Agree with the other commenter the new approaches are mostly neurosymbolic and based on DNNs vs the approaches given here. FWIW I think this is one of the critical pieces to AGI and I know many of the large AI labs are working on integrating these approaches in an agentic way with the LLMs they’ve trained. I expect this will dominate at least the next 12-24 months of research. There are also a few AI startups out there also working on prototyping these ideas.

It warms my heart to see program generation getting some light.

If you are into this then follow me here. I'm working on a program synthesis project in my spare time, a fusion of PG and LLMs.

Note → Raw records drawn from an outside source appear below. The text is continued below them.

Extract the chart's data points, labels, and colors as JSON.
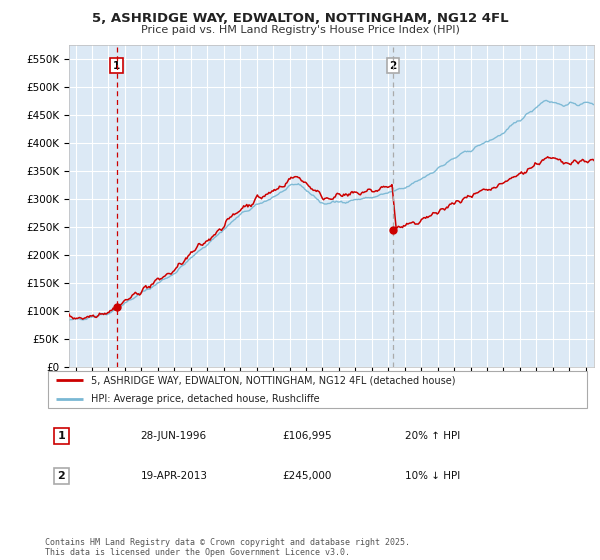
{
  "title": "5, ASHRIDGE WAY, EDWALTON, NOTTINGHAM, NG12 4FL",
  "subtitle": "Price paid vs. HM Land Registry's House Price Index (HPI)",
  "legend_line1": "5, ASHRIDGE WAY, EDWALTON, NOTTINGHAM, NG12 4FL (detached house)",
  "legend_line2": "HPI: Average price, detached house, Rushcliffe",
  "transaction1_date": "28-JUN-1996",
  "transaction1_price": "£106,995",
  "transaction1_hpi": "20% ↑ HPI",
  "transaction2_date": "19-APR-2013",
  "transaction2_price": "£245,000",
  "transaction2_hpi": "10% ↓ HPI",
  "footer": "Contains HM Land Registry data © Crown copyright and database right 2025.\nThis data is licensed under the Open Government Licence v3.0.",
  "ylim": [
    0,
    575000
  ],
  "yticks": [
    0,
    50000,
    100000,
    150000,
    200000,
    250000,
    300000,
    350000,
    400000,
    450000,
    500000,
    550000
  ],
  "ytick_labels": [
    "£0",
    "£50K",
    "£100K",
    "£150K",
    "£200K",
    "£250K",
    "£300K",
    "£350K",
    "£400K",
    "£450K",
    "£500K",
    "£550K"
  ],
  "point1_x": 1996.49,
  "point1_y": 106995,
  "point2_x": 2013.29,
  "point2_y": 245000,
  "plot_bg": "#dce9f5",
  "red_color": "#cc0000",
  "blue_color": "#7ab8d4",
  "vline1_color": "#cc0000",
  "vline2_color": "#aaaaaa",
  "xlim_left": 1993.6,
  "xlim_right": 2025.5
}
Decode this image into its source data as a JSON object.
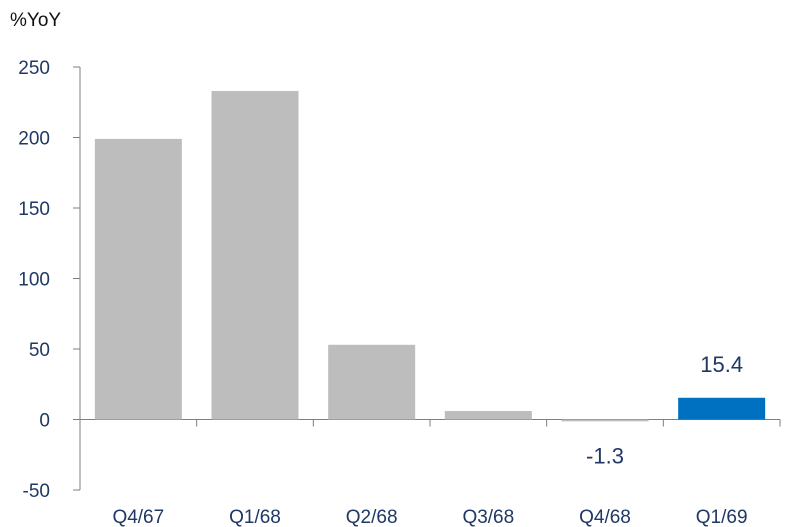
{
  "chart_data": {
    "type": "bar",
    "ylabel": "%YoY",
    "categories": [
      "Q4/67",
      "Q1/68",
      "Q2/68",
      "Q3/68",
      "Q4/68",
      "Q1/69"
    ],
    "values": [
      199,
      233,
      53,
      6,
      -1.3,
      15.4
    ],
    "data_labels": [
      "",
      "",
      "",
      "",
      "-1.3",
      "15.4"
    ],
    "yticks": [
      -50,
      0,
      50,
      100,
      150,
      200,
      250
    ],
    "ylim": [
      -50,
      250
    ],
    "highlight_index": 5,
    "grid": false,
    "legend": "none",
    "colors": {
      "bar": "#bdbdbd",
      "highlight": "#0070c0",
      "axis": "#7f7f7f",
      "tick_label": "#1f3864"
    }
  }
}
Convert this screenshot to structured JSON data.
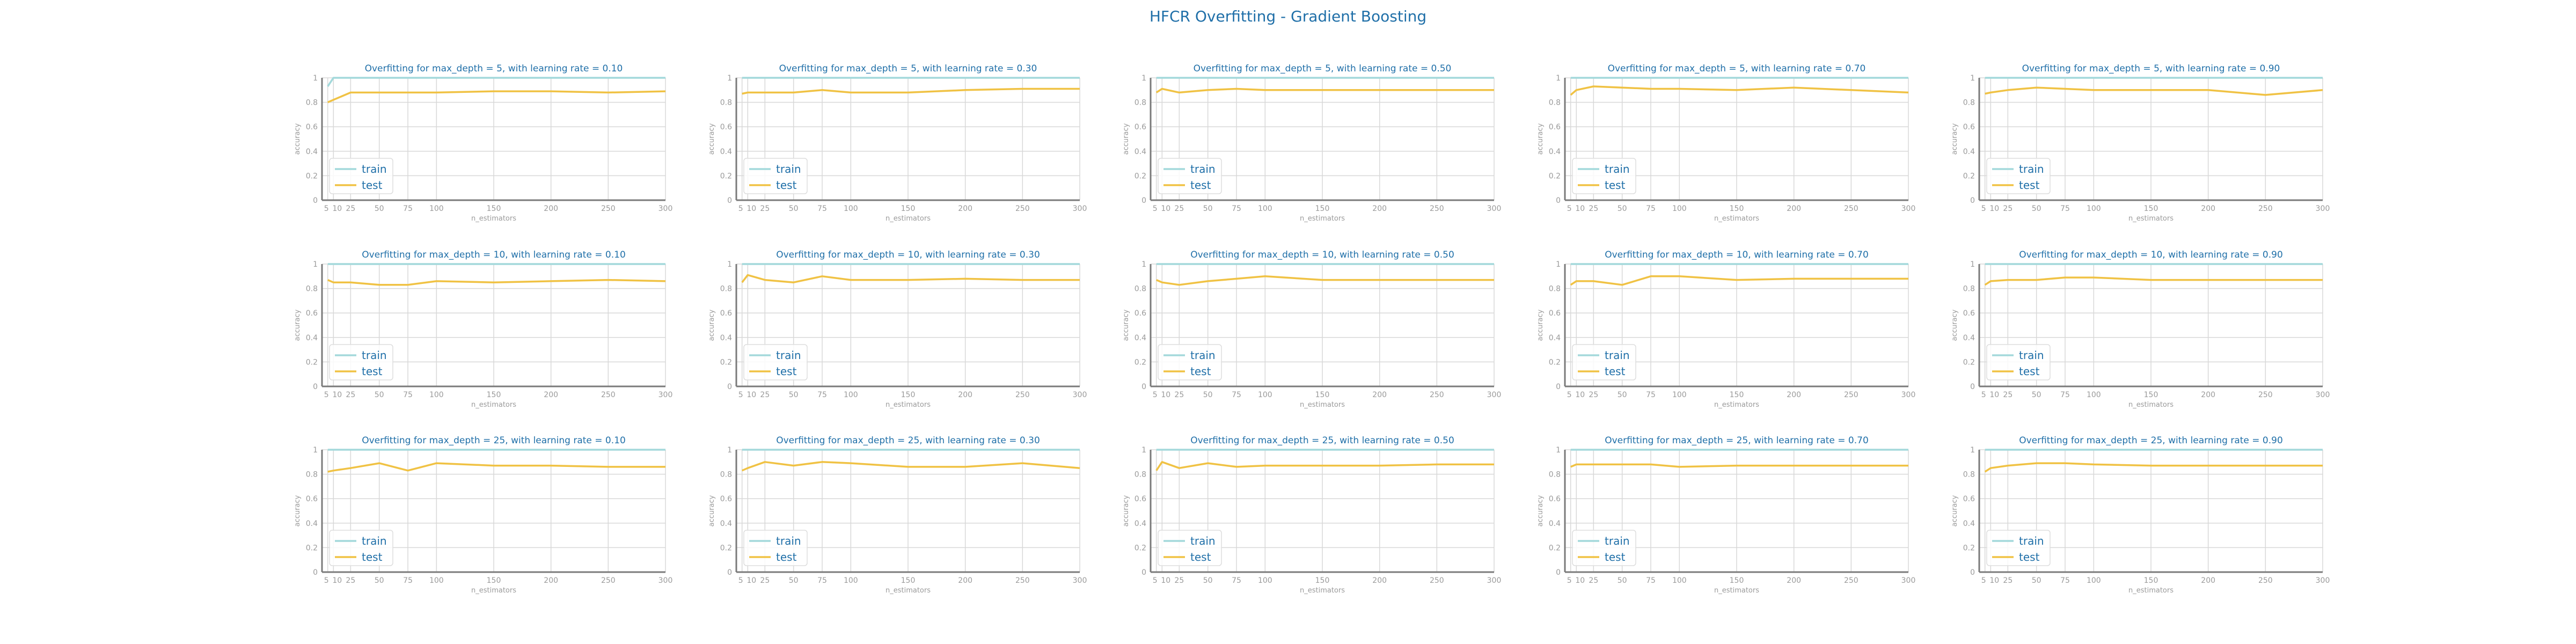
{
  "figure": {
    "title": "HFCR Overfitting - Gradient Boosting",
    "colors": {
      "train": "#a3d9db",
      "test": "#f0c244",
      "title": "#1f6fa8",
      "axis_text": "#9a9a9a",
      "grid": "#d8d8d8",
      "spine": "#7a7a7a"
    }
  },
  "chart_data": [
    {
      "type": "line",
      "title": "Overfitting for max_depth = 5, with learning rate = 0.10",
      "xlabel": "n_estimators",
      "ylabel": "accuracy",
      "x": [
        5,
        10,
        25,
        50,
        75,
        100,
        150,
        200,
        250,
        300
      ],
      "xticks": [
        5,
        10,
        25,
        50,
        75,
        100,
        150,
        200,
        250,
        300
      ],
      "ylim": [
        0,
        1
      ],
      "yticks": [
        0.0,
        0.2,
        0.4,
        0.6,
        0.8,
        1.0
      ],
      "grid": true,
      "legend": "lower-left",
      "series": [
        {
          "name": "train",
          "values": [
            0.93,
            1.0,
            1.0,
            1.0,
            1.0,
            1.0,
            1.0,
            1.0,
            1.0,
            1.0
          ]
        },
        {
          "name": "test",
          "values": [
            0.8,
            0.82,
            0.88,
            0.88,
            0.88,
            0.88,
            0.89,
            0.89,
            0.88,
            0.89
          ]
        }
      ]
    },
    {
      "type": "line",
      "title": "Overfitting for max_depth = 5, with learning rate = 0.30",
      "xlabel": "n_estimators",
      "ylabel": "accuracy",
      "x": [
        5,
        10,
        25,
        50,
        75,
        100,
        150,
        200,
        250,
        300
      ],
      "xticks": [
        5,
        10,
        25,
        50,
        75,
        100,
        150,
        200,
        250,
        300
      ],
      "ylim": [
        0,
        1
      ],
      "yticks": [
        0.0,
        0.2,
        0.4,
        0.6,
        0.8,
        1.0
      ],
      "grid": true,
      "legend": "lower-left",
      "series": [
        {
          "name": "train",
          "values": [
            1.0,
            1.0,
            1.0,
            1.0,
            1.0,
            1.0,
            1.0,
            1.0,
            1.0,
            1.0
          ]
        },
        {
          "name": "test",
          "values": [
            0.87,
            0.88,
            0.88,
            0.88,
            0.9,
            0.88,
            0.88,
            0.9,
            0.91,
            0.91
          ]
        }
      ]
    },
    {
      "type": "line",
      "title": "Overfitting for max_depth = 5, with learning rate = 0.50",
      "xlabel": "n_estimators",
      "ylabel": "accuracy",
      "x": [
        5,
        10,
        25,
        50,
        75,
        100,
        150,
        200,
        250,
        300
      ],
      "xticks": [
        5,
        10,
        25,
        50,
        75,
        100,
        150,
        200,
        250,
        300
      ],
      "ylim": [
        0,
        1
      ],
      "yticks": [
        0.0,
        0.2,
        0.4,
        0.6,
        0.8,
        1.0
      ],
      "grid": true,
      "legend": "lower-left",
      "series": [
        {
          "name": "train",
          "values": [
            1.0,
            1.0,
            1.0,
            1.0,
            1.0,
            1.0,
            1.0,
            1.0,
            1.0,
            1.0
          ]
        },
        {
          "name": "test",
          "values": [
            0.88,
            0.91,
            0.88,
            0.9,
            0.91,
            0.9,
            0.9,
            0.9,
            0.9,
            0.9
          ]
        }
      ]
    },
    {
      "type": "line",
      "title": "Overfitting for max_depth = 5, with learning rate = 0.70",
      "xlabel": "n_estimators",
      "ylabel": "accuracy",
      "x": [
        5,
        10,
        25,
        50,
        75,
        100,
        150,
        200,
        250,
        300
      ],
      "xticks": [
        5,
        10,
        25,
        50,
        75,
        100,
        150,
        200,
        250,
        300
      ],
      "ylim": [
        0,
        1
      ],
      "yticks": [
        0.0,
        0.2,
        0.4,
        0.6,
        0.8,
        1.0
      ],
      "grid": true,
      "legend": "lower-left",
      "series": [
        {
          "name": "train",
          "values": [
            1.0,
            1.0,
            1.0,
            1.0,
            1.0,
            1.0,
            1.0,
            1.0,
            1.0,
            1.0
          ]
        },
        {
          "name": "test",
          "values": [
            0.86,
            0.9,
            0.93,
            0.92,
            0.91,
            0.91,
            0.9,
            0.92,
            0.9,
            0.88
          ]
        }
      ]
    },
    {
      "type": "line",
      "title": "Overfitting for max_depth = 5, with learning rate = 0.90",
      "xlabel": "n_estimators",
      "ylabel": "accuracy",
      "x": [
        5,
        10,
        25,
        50,
        75,
        100,
        150,
        200,
        250,
        300
      ],
      "xticks": [
        5,
        10,
        25,
        50,
        75,
        100,
        150,
        200,
        250,
        300
      ],
      "ylim": [
        0,
        1
      ],
      "yticks": [
        0.0,
        0.2,
        0.4,
        0.6,
        0.8,
        1.0
      ],
      "grid": true,
      "legend": "lower-left",
      "series": [
        {
          "name": "train",
          "values": [
            1.0,
            1.0,
            1.0,
            1.0,
            1.0,
            1.0,
            1.0,
            1.0,
            1.0,
            1.0
          ]
        },
        {
          "name": "test",
          "values": [
            0.87,
            0.88,
            0.9,
            0.92,
            0.91,
            0.9,
            0.9,
            0.9,
            0.86,
            0.9
          ]
        }
      ]
    },
    {
      "type": "line",
      "title": "Overfitting for max_depth = 10, with learning rate = 0.10",
      "xlabel": "n_estimators",
      "ylabel": "accuracy",
      "x": [
        5,
        10,
        25,
        50,
        75,
        100,
        150,
        200,
        250,
        300
      ],
      "xticks": [
        5,
        10,
        25,
        50,
        75,
        100,
        150,
        200,
        250,
        300
      ],
      "ylim": [
        0,
        1
      ],
      "yticks": [
        0.0,
        0.2,
        0.4,
        0.6,
        0.8,
        1.0
      ],
      "grid": true,
      "legend": "lower-left",
      "series": [
        {
          "name": "train",
          "values": [
            1.0,
            1.0,
            1.0,
            1.0,
            1.0,
            1.0,
            1.0,
            1.0,
            1.0,
            1.0
          ]
        },
        {
          "name": "test",
          "values": [
            0.87,
            0.85,
            0.85,
            0.83,
            0.83,
            0.86,
            0.85,
            0.86,
            0.87,
            0.86
          ]
        }
      ]
    },
    {
      "type": "line",
      "title": "Overfitting for max_depth = 10, with learning rate = 0.30",
      "xlabel": "n_estimators",
      "ylabel": "accuracy",
      "x": [
        5,
        10,
        25,
        50,
        75,
        100,
        150,
        200,
        250,
        300
      ],
      "xticks": [
        5,
        10,
        25,
        50,
        75,
        100,
        150,
        200,
        250,
        300
      ],
      "ylim": [
        0,
        1
      ],
      "yticks": [
        0.0,
        0.2,
        0.4,
        0.6,
        0.8,
        1.0
      ],
      "grid": true,
      "legend": "lower-left",
      "series": [
        {
          "name": "train",
          "values": [
            1.0,
            1.0,
            1.0,
            1.0,
            1.0,
            1.0,
            1.0,
            1.0,
            1.0,
            1.0
          ]
        },
        {
          "name": "test",
          "values": [
            0.85,
            0.91,
            0.87,
            0.85,
            0.9,
            0.87,
            0.87,
            0.88,
            0.87,
            0.87
          ]
        }
      ]
    },
    {
      "type": "line",
      "title": "Overfitting for max_depth = 10, with learning rate = 0.50",
      "xlabel": "n_estimators",
      "ylabel": "accuracy",
      "x": [
        5,
        10,
        25,
        50,
        75,
        100,
        150,
        200,
        250,
        300
      ],
      "xticks": [
        5,
        10,
        25,
        50,
        75,
        100,
        150,
        200,
        250,
        300
      ],
      "ylim": [
        0,
        1
      ],
      "yticks": [
        0.0,
        0.2,
        0.4,
        0.6,
        0.8,
        1.0
      ],
      "grid": true,
      "legend": "lower-left",
      "series": [
        {
          "name": "train",
          "values": [
            1.0,
            1.0,
            1.0,
            1.0,
            1.0,
            1.0,
            1.0,
            1.0,
            1.0,
            1.0
          ]
        },
        {
          "name": "test",
          "values": [
            0.87,
            0.85,
            0.83,
            0.86,
            0.88,
            0.9,
            0.87,
            0.87,
            0.87,
            0.87
          ]
        }
      ]
    },
    {
      "type": "line",
      "title": "Overfitting for max_depth = 10, with learning rate = 0.70",
      "xlabel": "n_estimators",
      "ylabel": "accuracy",
      "x": [
        5,
        10,
        25,
        50,
        75,
        100,
        150,
        200,
        250,
        300
      ],
      "xticks": [
        5,
        10,
        25,
        50,
        75,
        100,
        150,
        200,
        250,
        300
      ],
      "ylim": [
        0,
        1
      ],
      "yticks": [
        0.0,
        0.2,
        0.4,
        0.6,
        0.8,
        1.0
      ],
      "grid": true,
      "legend": "lower-left",
      "series": [
        {
          "name": "train",
          "values": [
            1.0,
            1.0,
            1.0,
            1.0,
            1.0,
            1.0,
            1.0,
            1.0,
            1.0,
            1.0
          ]
        },
        {
          "name": "test",
          "values": [
            0.83,
            0.86,
            0.86,
            0.83,
            0.9,
            0.9,
            0.87,
            0.88,
            0.88,
            0.88
          ]
        }
      ]
    },
    {
      "type": "line",
      "title": "Overfitting for max_depth = 10, with learning rate = 0.90",
      "xlabel": "n_estimators",
      "ylabel": "accuracy",
      "x": [
        5,
        10,
        25,
        50,
        75,
        100,
        150,
        200,
        250,
        300
      ],
      "xticks": [
        5,
        10,
        25,
        50,
        75,
        100,
        150,
        200,
        250,
        300
      ],
      "ylim": [
        0,
        1
      ],
      "yticks": [
        0.0,
        0.2,
        0.4,
        0.6,
        0.8,
        1.0
      ],
      "grid": true,
      "legend": "lower-left",
      "series": [
        {
          "name": "train",
          "values": [
            1.0,
            1.0,
            1.0,
            1.0,
            1.0,
            1.0,
            1.0,
            1.0,
            1.0,
            1.0
          ]
        },
        {
          "name": "test",
          "values": [
            0.83,
            0.86,
            0.87,
            0.87,
            0.89,
            0.89,
            0.87,
            0.87,
            0.87,
            0.87
          ]
        }
      ]
    },
    {
      "type": "line",
      "title": "Overfitting for max_depth = 25, with learning rate = 0.10",
      "xlabel": "n_estimators",
      "ylabel": "accuracy",
      "x": [
        5,
        10,
        25,
        50,
        75,
        100,
        150,
        200,
        250,
        300
      ],
      "xticks": [
        5,
        10,
        25,
        50,
        75,
        100,
        150,
        200,
        250,
        300
      ],
      "ylim": [
        0,
        1
      ],
      "yticks": [
        0.0,
        0.2,
        0.4,
        0.6,
        0.8,
        1.0
      ],
      "grid": true,
      "legend": "lower-left",
      "series": [
        {
          "name": "train",
          "values": [
            1.0,
            1.0,
            1.0,
            1.0,
            1.0,
            1.0,
            1.0,
            1.0,
            1.0,
            1.0
          ]
        },
        {
          "name": "test",
          "values": [
            0.82,
            0.83,
            0.85,
            0.89,
            0.83,
            0.89,
            0.87,
            0.87,
            0.86,
            0.86
          ]
        }
      ]
    },
    {
      "type": "line",
      "title": "Overfitting for max_depth = 25, with learning rate = 0.30",
      "xlabel": "n_estimators",
      "ylabel": "accuracy",
      "x": [
        5,
        10,
        25,
        50,
        75,
        100,
        150,
        200,
        250,
        300
      ],
      "xticks": [
        5,
        10,
        25,
        50,
        75,
        100,
        150,
        200,
        250,
        300
      ],
      "ylim": [
        0,
        1
      ],
      "yticks": [
        0.0,
        0.2,
        0.4,
        0.6,
        0.8,
        1.0
      ],
      "grid": true,
      "legend": "lower-left",
      "series": [
        {
          "name": "train",
          "values": [
            1.0,
            1.0,
            1.0,
            1.0,
            1.0,
            1.0,
            1.0,
            1.0,
            1.0,
            1.0
          ]
        },
        {
          "name": "test",
          "values": [
            0.83,
            0.85,
            0.9,
            0.87,
            0.9,
            0.89,
            0.86,
            0.86,
            0.89,
            0.85
          ]
        }
      ]
    },
    {
      "type": "line",
      "title": "Overfitting for max_depth = 25, with learning rate = 0.50",
      "xlabel": "n_estimators",
      "ylabel": "accuracy",
      "x": [
        5,
        10,
        25,
        50,
        75,
        100,
        150,
        200,
        250,
        300
      ],
      "xticks": [
        5,
        10,
        25,
        50,
        75,
        100,
        150,
        200,
        250,
        300
      ],
      "ylim": [
        0,
        1
      ],
      "yticks": [
        0.0,
        0.2,
        0.4,
        0.6,
        0.8,
        1.0
      ],
      "grid": true,
      "legend": "lower-left",
      "series": [
        {
          "name": "train",
          "values": [
            1.0,
            1.0,
            1.0,
            1.0,
            1.0,
            1.0,
            1.0,
            1.0,
            1.0,
            1.0
          ]
        },
        {
          "name": "test",
          "values": [
            0.83,
            0.9,
            0.85,
            0.89,
            0.86,
            0.87,
            0.87,
            0.87,
            0.88,
            0.88
          ]
        }
      ]
    },
    {
      "type": "line",
      "title": "Overfitting for max_depth = 25, with learning rate = 0.70",
      "xlabel": "n_estimators",
      "ylabel": "accuracy",
      "x": [
        5,
        10,
        25,
        50,
        75,
        100,
        150,
        200,
        250,
        300
      ],
      "xticks": [
        5,
        10,
        25,
        50,
        75,
        100,
        150,
        200,
        250,
        300
      ],
      "ylim": [
        0,
        1
      ],
      "yticks": [
        0.0,
        0.2,
        0.4,
        0.6,
        0.8,
        1.0
      ],
      "grid": true,
      "legend": "lower-left",
      "series": [
        {
          "name": "train",
          "values": [
            1.0,
            1.0,
            1.0,
            1.0,
            1.0,
            1.0,
            1.0,
            1.0,
            1.0,
            1.0
          ]
        },
        {
          "name": "test",
          "values": [
            0.86,
            0.88,
            0.88,
            0.88,
            0.88,
            0.86,
            0.87,
            0.87,
            0.87,
            0.87
          ]
        }
      ]
    },
    {
      "type": "line",
      "title": "Overfitting for max_depth = 25, with learning rate = 0.90",
      "xlabel": "n_estimators",
      "ylabel": "accuracy",
      "x": [
        5,
        10,
        25,
        50,
        75,
        100,
        150,
        200,
        250,
        300
      ],
      "xticks": [
        5,
        10,
        25,
        50,
        75,
        100,
        150,
        200,
        250,
        300
      ],
      "ylim": [
        0,
        1
      ],
      "yticks": [
        0.0,
        0.2,
        0.4,
        0.6,
        0.8,
        1.0
      ],
      "grid": true,
      "legend": "lower-left",
      "series": [
        {
          "name": "train",
          "values": [
            1.0,
            1.0,
            1.0,
            1.0,
            1.0,
            1.0,
            1.0,
            1.0,
            1.0,
            1.0
          ]
        },
        {
          "name": "test",
          "values": [
            0.82,
            0.85,
            0.87,
            0.89,
            0.89,
            0.88,
            0.87,
            0.87,
            0.87,
            0.87
          ]
        }
      ]
    }
  ]
}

https://youtu.be/sqvHjXfbI8o?si=rg6EnqkHtUjs1Cki&t=423


Everything relevant in "program synthesis" moved to the new buzzword "codegen"

Depends on the extent to which you understand the Silicon Valley venture capitalism era as a permanent evolution, as opposed to an unsustainable trend!

In my nonacademic opinion, codegen is way, way less meaningful and powerful of a perspective to take on the problem than Program Synthesis. That said, I’m curious - are you mostly referencing commercial and OSS work with this comment, or does this also include institutional textbooks and tutorials and such?

FWIW, Program Synthesis is still much more popular in print according to Google Ngram - tho it’s losing ground fast!

https://i.imgur.com/bhDPzho.jpeg

Is there a similar tool that would accurately measure usage in blogs, manuals, and github pages, I wonder?


Has LLM shaken up this field?

yes

Could you give an example of an apples-to-apples comparison between (symbolic) program synthesis and LLMs that the latter wins?

The reason I am asking is because, in my experience, LLMs never match the 100% precision (relative to the specification that is synthesised against), which program synthesis effortlessly matches.

On the apples-to-apples comparisons, LLMs often only obtain 70% - 80% precision, which means they are effectively solving a simpler synthesis problem. (Yes they have other benefits, like being able to extract knowledge from natural language, which conventional synthesis can't do, but that's offen not needed.)


Do you have a link to literature review?